Le Japon et le nucléaire La catastrophe de Fukushima a conduit à l’arrêt de toutes les centrales japonaises en septembre 2013. Mais le Japon a redémarré un de ses réacteurs dès le 11 août 2015, après deux ans sans nucléaire. Le gouvernement avait comme objectif un retour du nucléaire à hauteur de 20 à 22 % du mix électrique en 2030, objectif réaffirmé en 2018 dans son cinquième plan pluriannuel de l’énergie. La part du nucléaire dans la production électrique plafonne pourtant à 3, 6 % en 2019, bien loin des objectifs gouvernementaux. Le gouvernement continue, malgré le désastre de la gestion de la catastrophe de Fukushima, à vouloir miser sur le nucléaire. Actuellement, six des 54 réacteurs du Japon ont été détruits ou endommagés par la catastrophe nucléaire à Fukushima Daiichi, et 15 sont arrêtés définitivement. Le Japon ne compte donc plus que 33 réacteurs nucléaires potentiellement réexploitables pour la production d’électricité : 15 ont leur dossier de sûreté validé et seuls 9 ont été remis en service, dont certains réarrêtés depuis. Début 2021, un seul réacteur est en fonctionnement, les autres ayant été arrêtés pour procéder à de longs et coûteux travaux de mise aux normes de sûreté ; en réponse aux nouvelles alertes du tribunal d’instance d’Osaka.
Décontamination des réacteurs : le planning s’est déjà rallongé de dix ans
Tepco (Tokyo Electric Power Company) est une multinationale japonaise. En raison du coût exorbitant de la catastrophe de Fukushima, dont Tepco était l’exploitant, la compagnie a été nationalisée. Avec les autorités japonaises, elle essaie depuis lors de planifier le démantèlement des trois réacteurs accidentés mais ses plans sont jusqu’à présent irréalistes.
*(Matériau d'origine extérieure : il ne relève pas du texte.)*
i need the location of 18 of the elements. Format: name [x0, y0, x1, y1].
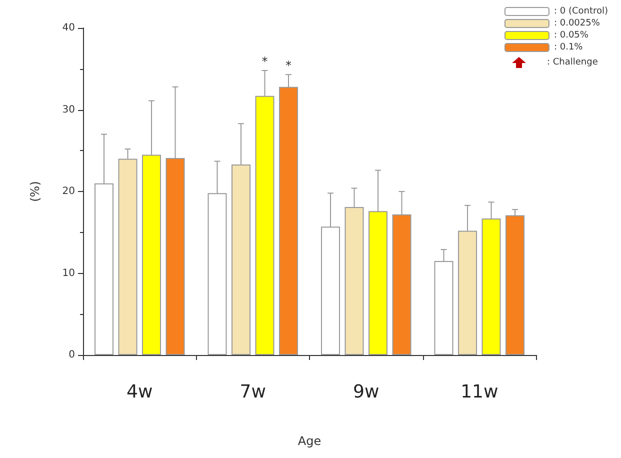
data-label: *: [262, 54, 268, 69]
legend-label: : 0.05%: [554, 30, 589, 40]
x-tick-label: 11w: [460, 382, 498, 402]
y-tick-label: 30: [62, 104, 75, 116]
x-tick-label: 7w: [240, 382, 266, 402]
y-tick-label: 20: [62, 186, 75, 197]
legend-label: : 0.0025%: [554, 18, 600, 28]
x-tick-label: 4w: [126, 382, 153, 402]
text: : Challenge: [547, 58, 598, 68]
y-axis-title: (%): [28, 181, 42, 202]
legend-label: : 0 (Control): [554, 6, 608, 16]
y-tick-label: 10: [62, 268, 75, 279]
y-tick-label: 40: [62, 22, 75, 34]
x-axis-title: Age: [298, 434, 322, 448]
y-tick-label: 0: [68, 350, 75, 360]
data-label: *: [286, 58, 292, 73]
legend-label: : 0.1%: [554, 42, 584, 52]
x-tick-label: 9w: [353, 382, 380, 402]
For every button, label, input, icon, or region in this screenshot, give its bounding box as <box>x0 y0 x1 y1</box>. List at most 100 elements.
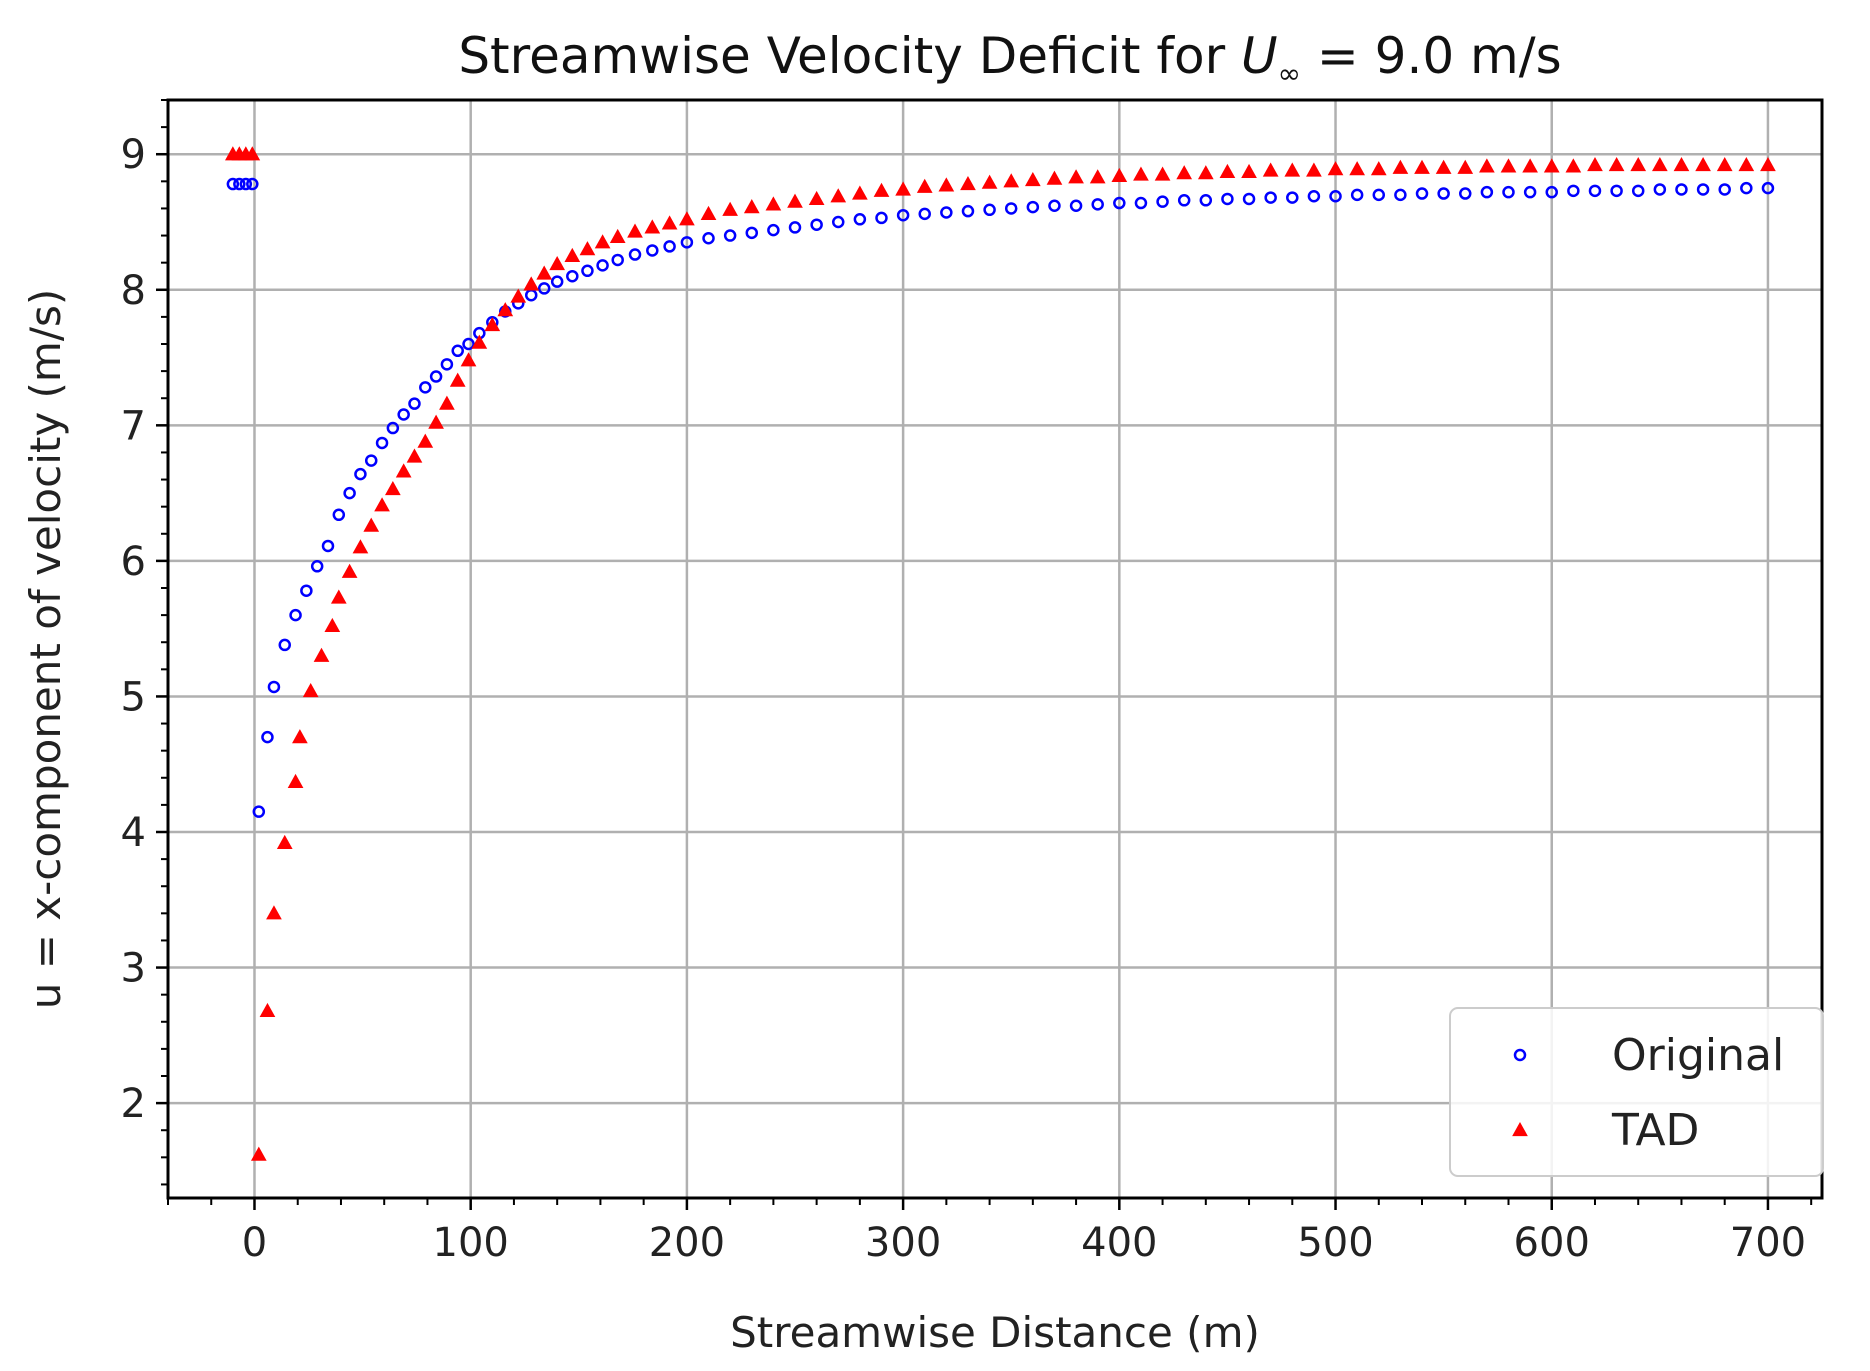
data-point <box>1068 169 1084 184</box>
data-point <box>810 218 823 231</box>
data-point <box>1610 184 1623 198</box>
data-point <box>1435 159 1452 174</box>
data-point <box>1696 183 1710 196</box>
data-point <box>523 276 540 291</box>
data-point <box>1673 157 1690 172</box>
x-tick-label: 0 <box>242 1220 267 1266</box>
data-point <box>594 234 611 249</box>
data-point <box>961 204 975 218</box>
data-point <box>385 481 401 496</box>
data-point <box>419 381 432 394</box>
data-point <box>536 265 553 280</box>
plot-frame <box>166 98 1824 1200</box>
data-point <box>429 370 443 383</box>
data-point <box>266 905 282 920</box>
data-point <box>787 193 803 208</box>
chart-title-symbol: U <box>1241 27 1278 85</box>
data-point <box>550 275 564 288</box>
data-point <box>611 253 624 267</box>
data-point <box>1306 162 1322 177</box>
data-point <box>226 177 240 191</box>
data-point <box>1329 189 1342 203</box>
data-point <box>679 211 695 226</box>
chart-title-subscript: ∞ <box>1278 57 1301 90</box>
data-points <box>225 146 1776 1161</box>
data-point <box>1631 184 1645 198</box>
major-ticks <box>156 152 1770 1210</box>
data-point <box>302 682 319 698</box>
data-point <box>1392 159 1409 174</box>
data-point <box>524 288 538 302</box>
data-point <box>1500 158 1517 173</box>
y-tick-label: 2 <box>121 1081 146 1127</box>
data-point <box>310 560 324 573</box>
y-tick-label: 6 <box>121 539 146 585</box>
data-point <box>386 421 400 435</box>
y-tick-label: 9 <box>121 132 146 178</box>
data-point <box>1156 195 1169 208</box>
data-point <box>700 205 717 220</box>
data-point <box>1630 157 1647 172</box>
data-point <box>1502 185 1515 199</box>
data-point <box>324 617 341 633</box>
data-point <box>1134 196 1148 210</box>
data-point <box>1370 161 1387 176</box>
x-tick-label: 600 <box>1514 1220 1590 1266</box>
data-point <box>321 539 335 553</box>
x-tick-label: 100 <box>433 1220 509 1266</box>
data-point <box>1024 171 1041 187</box>
data-point <box>460 352 477 367</box>
data-point <box>960 176 976 191</box>
data-point <box>1651 157 1668 172</box>
data-point <box>374 497 390 512</box>
data-point <box>267 680 281 694</box>
data-point <box>471 334 488 349</box>
data-point <box>252 805 266 818</box>
data-point <box>233 177 246 191</box>
x-tick-label: 700 <box>1730 1220 1806 1266</box>
data-point <box>428 414 444 429</box>
data-point <box>1046 170 1063 185</box>
data-point <box>343 486 356 500</box>
data-point <box>497 302 514 317</box>
data-point <box>1111 167 1128 183</box>
data-point <box>451 344 464 358</box>
data-point <box>1242 192 1256 206</box>
data-point <box>1543 158 1560 173</box>
data-point <box>722 201 738 216</box>
data-point <box>1241 163 1257 178</box>
data-point <box>1004 202 1018 215</box>
data-point <box>287 773 304 788</box>
data-point <box>1695 157 1711 172</box>
data-point <box>1523 185 1537 199</box>
data-point <box>916 178 933 193</box>
data-point <box>440 358 454 371</box>
tick-labels: 0 100 200 300 400 500 600 700 2 3 4 5 6 7 8 9 <box>121 132 1807 1266</box>
data-point <box>918 207 931 221</box>
data-point <box>938 177 955 192</box>
data-point <box>1761 181 1775 195</box>
data-point <box>1738 157 1755 172</box>
data-point <box>1048 199 1061 212</box>
data-point <box>439 395 455 410</box>
data-point <box>1219 163 1236 178</box>
legend-label-original: Original <box>1612 1030 1784 1081</box>
data-point <box>341 563 358 578</box>
data-point <box>745 226 759 240</box>
data-point <box>1588 184 1602 198</box>
data-point <box>1177 194 1191 207</box>
data-point <box>375 436 389 450</box>
data-point <box>1760 157 1776 172</box>
data-point <box>1264 191 1277 204</box>
x-tick-label: 200 <box>649 1220 725 1266</box>
minor-ticks <box>161 99 1813 1205</box>
data-point <box>462 337 475 351</box>
y-tick-label: 4 <box>121 810 146 856</box>
data-point <box>259 1002 276 1018</box>
data-point <box>644 219 661 234</box>
data-point <box>289 608 302 622</box>
legend: Original TAD <box>1449 1007 1824 1177</box>
data-point <box>808 190 825 206</box>
data-point <box>1197 165 1214 180</box>
data-point <box>767 223 780 237</box>
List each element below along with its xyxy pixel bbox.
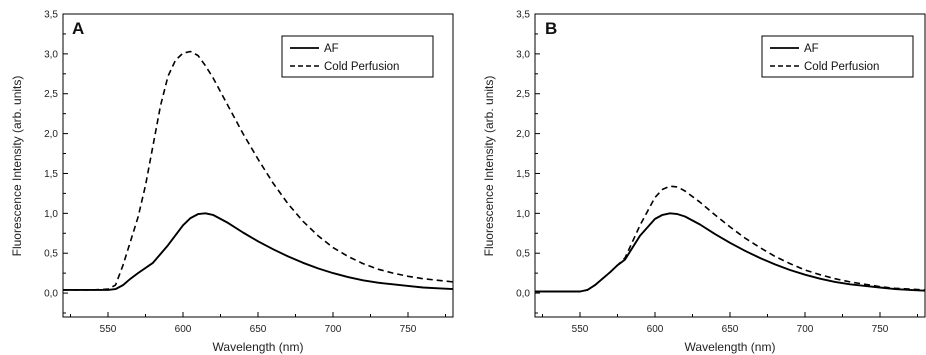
y-tick-label-1-5: 1,5 — [44, 169, 58, 180]
y-tick-label-1-0: 1,0 — [516, 209, 530, 220]
y-tick-label-3-0: 3,0 — [44, 49, 58, 60]
y-axis-label-b: Fluorescence Intensity (arb. units) — [482, 76, 496, 257]
tick-marks-a: 550 600 650 700 750 0,0 0,5 1,0 1,5 2,0 2,5 3,0 3,5 — [44, 10, 446, 335]
x-tick-label-550: 550 — [572, 324, 589, 335]
panel-label-a: A — [72, 19, 84, 38]
y-axis-label-a: Fluorescence Intensity (arb. units) — [10, 76, 24, 257]
x-tick-label-700: 700 — [325, 324, 342, 335]
x-tick-label-750: 750 — [872, 324, 889, 335]
y-tick-label-0-0: 0,0 — [44, 289, 58, 300]
legend-a: AF Cold Perfusion — [281, 35, 434, 78]
legend-label-cold-perfusion-a: Cold Perfusion — [324, 61, 399, 73]
chart-panel-a: 550 600 650 700 7500,00,51,01,52,02,53,03,5 … — [10, 10, 454, 354]
y-tick-label-2-5: 2,5 — [44, 89, 58, 100]
legend-b: AF Cold Perfusion — [761, 35, 914, 78]
legend-box-b — [761, 35, 914, 78]
x-tick-label-650: 650 — [250, 324, 267, 335]
y-tick-label-1-5: 1,5 — [516, 169, 530, 180]
x-tick-label-700: 700 — [797, 324, 814, 335]
series-group-b — [535, 185, 926, 293]
x-tick-label-750: 750 — [400, 324, 417, 335]
x-axis-label-a: Wavelength (nm) — [213, 340, 304, 354]
x-axis-label-b: Wavelength (nm) — [685, 340, 776, 354]
series-line-af-a — [63, 212, 454, 291]
y-tick-label-2-0: 2,0 — [44, 129, 58, 140]
y-tick-label-0-5: 0,5 — [516, 249, 530, 260]
x-tick-label-650: 650 — [722, 324, 739, 335]
series-line-af-b — [535, 212, 926, 293]
chart-panel-b: 550 600 650 700 7500,00,51,01,52,02,53,03,5 … — [482, 10, 926, 354]
legend-box-a — [281, 35, 434, 78]
legend-label-af-a: AF — [324, 43, 339, 55]
y-tick-label-2-5: 2,5 — [516, 89, 530, 100]
legend-label-af-b: AF — [804, 43, 819, 55]
y-tick-label-1-0: 1,0 — [44, 209, 58, 220]
x-tick-label-600: 600 — [647, 324, 664, 335]
x-tick-label-600: 600 — [175, 324, 192, 335]
y-tick-label-2-0: 2,0 — [516, 129, 530, 140]
y-tick-label-3-0: 3,0 — [516, 49, 530, 60]
y-tick-label-0-0: 0,0 — [516, 289, 530, 300]
y-tick-label-0-5: 0,5 — [44, 249, 58, 260]
series-group-a — [63, 50, 454, 291]
series-line-cold-perfusion-a — [63, 50, 454, 291]
tick-marks-b: 550 600 650 700 750 0,0 0,5 1,0 1,5 2,0 2,5 3,0 3,5 — [516, 10, 918, 335]
legend-label-cold-perfusion-b: Cold Perfusion — [804, 61, 879, 73]
y-tick-label-3-5: 3,5 — [44, 10, 58, 21]
series-line-cold-perfusion-b — [535, 185, 926, 293]
panel-label-b: B — [545, 19, 557, 38]
x-tick-label-550: 550 — [100, 324, 117, 335]
y-tick-label-3-5: 3,5 — [516, 10, 530, 21]
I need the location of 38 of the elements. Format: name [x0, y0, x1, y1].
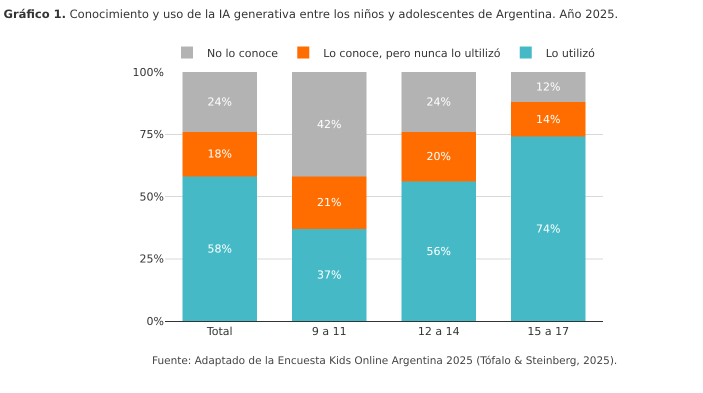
bar — [182, 72, 257, 132]
data-label: 14% — [536, 112, 560, 126]
y-tick-label: 25% — [140, 252, 164, 266]
x-tick-label: 12 a 14 — [418, 325, 460, 338]
y-tick-label: 100% — [132, 66, 164, 79]
data-label: 58% — [208, 242, 232, 256]
bar — [182, 132, 257, 177]
data-label: 42% — [317, 118, 342, 131]
x-tick-label: Total — [206, 325, 233, 338]
legend-label: No lo conoce — [207, 46, 278, 60]
data-label: 56% — [426, 244, 451, 258]
bar — [402, 182, 476, 321]
y-tick-label: 0% — [146, 314, 164, 328]
data-label: 21% — [317, 196, 342, 210]
data-label: 24% — [208, 95, 232, 108]
data-label: 12% — [536, 80, 560, 94]
data-label: 24% — [426, 95, 451, 108]
bar — [402, 132, 476, 182]
y-tick-label: 75% — [140, 128, 164, 142]
bar — [511, 72, 586, 102]
source-note: Fuente: Adaptado de la Encuesta Kids Online Argentina 2025 (Tófalo & Steinberg, 2025). — [152, 355, 618, 367]
data-label: 74% — [536, 222, 560, 236]
x-tick-label: 9 a 11 — [312, 325, 347, 338]
bar — [511, 136, 586, 321]
bar — [511, 102, 586, 137]
chart-title: Gráfico 1. Conocimiento y uso de la IA generativa entre los niños y adolescentes de Argentina. Año 2025. — [4, 6, 618, 21]
bar — [292, 176, 366, 229]
legend-label: Lo conoce, pero nunca lo ultilizó — [323, 46, 501, 60]
bar — [292, 72, 366, 177]
bar — [182, 176, 257, 321]
bar — [292, 228, 366, 321]
data-label: 20% — [426, 150, 451, 164]
y-tick-label: 50% — [140, 190, 164, 204]
legend-label: Lo utilizó — [546, 46, 596, 60]
bar — [402, 72, 476, 132]
data-label: 37% — [317, 268, 342, 282]
data-label: 18% — [208, 148, 232, 161]
x-tick-label: 15 a 17 — [527, 325, 570, 338]
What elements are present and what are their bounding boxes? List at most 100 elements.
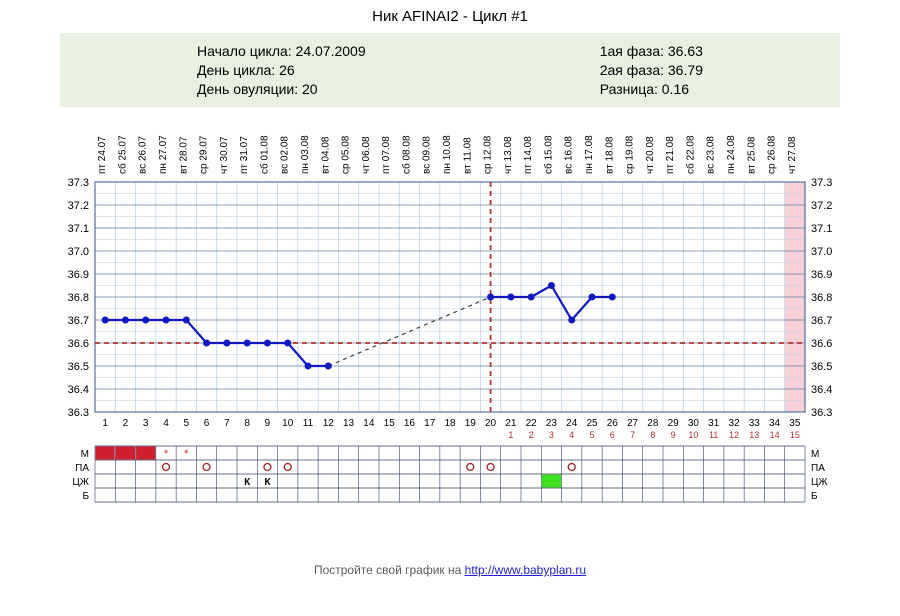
svg-text:чт 27.08: чт 27.08: [787, 136, 798, 174]
svg-text:36.6: 36.6: [811, 338, 832, 350]
svg-text:вс 23.08: вс 23.08: [706, 136, 717, 174]
svg-text:вс 26.07: вс 26.07: [138, 136, 149, 174]
svg-text:9: 9: [671, 430, 676, 440]
svg-text:9: 9: [265, 418, 271, 429]
svg-text:10: 10: [688, 430, 698, 440]
svg-text:1: 1: [508, 430, 513, 440]
svg-text:ПА: ПА: [75, 463, 89, 474]
svg-text:36.7: 36.7: [811, 315, 832, 327]
svg-text:37.3: 37.3: [68, 177, 89, 189]
svg-text:28: 28: [647, 418, 659, 429]
svg-text:пн 27.07: пн 27.07: [158, 135, 169, 174]
svg-text:37.0: 37.0: [811, 246, 832, 258]
cycle-summary: Начало цикла: 24.07.2009 День цикла: 26 …: [60, 33, 840, 107]
svg-text:чт 30.07: чт 30.07: [219, 136, 230, 174]
svg-text:3: 3: [549, 430, 554, 440]
svg-text:12: 12: [323, 418, 335, 429]
phase1: 1ая фаза: 36.63: [600, 43, 703, 59]
svg-text:Б: Б: [82, 491, 89, 502]
svg-text:сб 08.08: сб 08.08: [400, 135, 412, 174]
svg-text:10: 10: [282, 418, 294, 429]
svg-text:36.9: 36.9: [68, 269, 89, 281]
svg-text:36.9: 36.9: [811, 269, 832, 281]
cycle-start: Начало цикла: 24.07.2009: [197, 43, 366, 59]
svg-text:11: 11: [303, 418, 314, 429]
svg-text:36.7: 36.7: [68, 315, 89, 327]
svg-text:36.6: 36.6: [68, 338, 89, 350]
svg-text:чт 06.08: чт 06.08: [361, 136, 372, 174]
svg-text:вс 16.08: вс 16.08: [564, 136, 575, 174]
svg-text:вт 25.08: вт 25.08: [746, 136, 757, 174]
bbt-chart: пт 24.07сб 25.07вс 26.07пн 27.07вт 28.07…: [55, 117, 845, 557]
svg-text:36.5: 36.5: [811, 361, 832, 373]
svg-text:32: 32: [728, 418, 740, 429]
svg-text:вт 11.08: вт 11.08: [462, 137, 473, 174]
svg-text:34: 34: [769, 418, 781, 429]
svg-text:37.1: 37.1: [68, 223, 89, 235]
svg-text:К: К: [244, 477, 251, 488]
svg-text:ср 12.08: ср 12.08: [483, 135, 494, 174]
svg-text:сб 01.08: сб 01.08: [258, 135, 270, 174]
svg-text:М: М: [811, 449, 819, 460]
svg-text:пн 03.08: пн 03.08: [300, 135, 311, 174]
svg-text:пн 24.08: пн 24.08: [726, 135, 737, 174]
svg-text:19: 19: [465, 418, 477, 429]
svg-text:вс 09.08: вс 09.08: [422, 136, 433, 174]
svg-text:13: 13: [343, 418, 355, 429]
phase-diff: Разница: 0.16: [600, 81, 703, 97]
footer-link[interactable]: http://www.babyplan.ru: [465, 563, 586, 577]
svg-text:пн 17.08: пн 17.08: [584, 135, 595, 174]
svg-text:ЦЖ: ЦЖ: [72, 477, 89, 488]
svg-text:23: 23: [546, 418, 558, 429]
svg-text:37.2: 37.2: [811, 200, 832, 212]
svg-text:4: 4: [569, 430, 574, 440]
svg-text:6: 6: [610, 430, 615, 440]
svg-text:Б: Б: [811, 491, 818, 502]
svg-text:37.0: 37.0: [68, 246, 89, 258]
svg-text:16: 16: [404, 418, 416, 429]
svg-text:14: 14: [363, 418, 375, 429]
svg-text:13: 13: [749, 430, 759, 440]
svg-text:пн 10.08: пн 10.08: [442, 135, 453, 174]
svg-text:25: 25: [586, 418, 598, 429]
footer: Постройте свой график на http://www.baby…: [0, 563, 900, 577]
svg-text:вт 28.07: вт 28.07: [178, 136, 189, 174]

Le projet gouvernemental prévoyait que le retrait du curium — mélange fortement radioactif de combustible fondu et de débris — débuterait avant le 10e anniversaire de la catastrophe. Or, Tepco vient de différer ce retrait. La principale raison fournie pour expliquer cette décision est que le bras automatique "spécial”, commandé en Grande-Bretagne, n’est pas opérationnel : au Japon comme en Angleterre, les travaux ont été suspendus par la pandémie. En réalité, force est de constater que, dix ans après le désastre, la technologie qui permettrait de retirer les débris toxiques n’est pas au point. Les trois réacteurs ont fondu, endommageant le système de refroidissement. Les robots actuellement en service ne parviennent pas à résister à l’intensité extrême de la radiation. Le réacteur no 2, moins atteint que les autres, sera choisi pour tenter une analyse de ces résidus dangereux. Quant aux essais du bras automatique, ils sont reportés d’une année, ou deux, ou plus…
Beaucoup de questions restent encore sans réponse : les structures de base qui reposent dans les piscines (barres de combustible neuves ou usagées) sont mal connues. Comment procéder à leur décontamination ? Les ambitions ont déjà été revues à la baisse en 2019. Aujourd’hui, il ne s’agirait plus que de récupérer quelques grammes de curium dans le réacteur no 2 en 2021, alors que l’estimation quantitative des débris s’élève à 880 tonnes pour les trois réacteurs. D’après les estimations de Tepco, la récupération du curium des réacteurs nos 2 et 3 prendrait une douzaine d’années et coûterait 1 370 milliards de yens (11 milliards d’euros).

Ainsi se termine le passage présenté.